Detentora do título de cozinheira de mão cheia, as massas dos bolos que costumava fazer causavam disputas entre netos e bisnetos pelas bacias que misturavam os ingredientes. Comemorando 105 anos nesta sexta-feira (2), os desenhos formados pelas rugas nas mãos e no rosto de Celina Lea Dal Pra Zengerling guardam lembranças que foram vividas pela centenária e proporcionadas para a família desde junho de 1918, em Caxias do Sul.

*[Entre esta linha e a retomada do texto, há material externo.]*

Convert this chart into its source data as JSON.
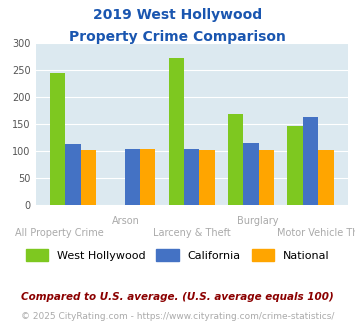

Fã de uma boa bagunça, a receita de longevidade da “Nona”, como é chamada, está no trabalho em equipe feito por cada integrante da família. Depois de sair da casa em que vivia em Galópolis e morar com o neto Italo Franzoi Junior, 47 anos, atualmente o amor e carinho que rejuvenescem dona Celina são recebidos com frequência na clínica Origgem, onde mora há três anos para receber os cuidados que precisa e local onde celebrou o 105º aniversário.
— Brinco com ela o tempo inteiro, faço cócegas e incomodo mesmo. Ela sempre fala para pegar a aliança dela, mas eu digo que só vou pegar quando o dedo dela estiver frio — conta o neto.
Quando mais nova, costumava contar para as duas filhas e, depois para os netos, a história sobre a época em que Sanguanel, personagem do folclore gaúcho, ia até a casa em que morava para fazer tranças e nós nos rabos dos cavalos. De seis irmãos, Nona é a única ainda viva e teve um irmão, conhecido entre a família como Rui, que morreu com 100 anos e oito meses.
Crocheteira, passou boa parte da vida usando as técnicas que conhecia para fazer peças que vestiam familiares e conhecidos. O talento com as mãos era comumente usado também para fazer massas de agnolini, tortéi, bolinho de chuva, nhoque e os mais variados tipos de molhos para acompanhar as receitas.
— Ela também fazia cerveja caseira sem álcool e as crianças desciam para fazer piquenique no quintal de casa. Era uma festa, uma alegria — conta a filha Joanete Zengerling Facchin, 68 anos.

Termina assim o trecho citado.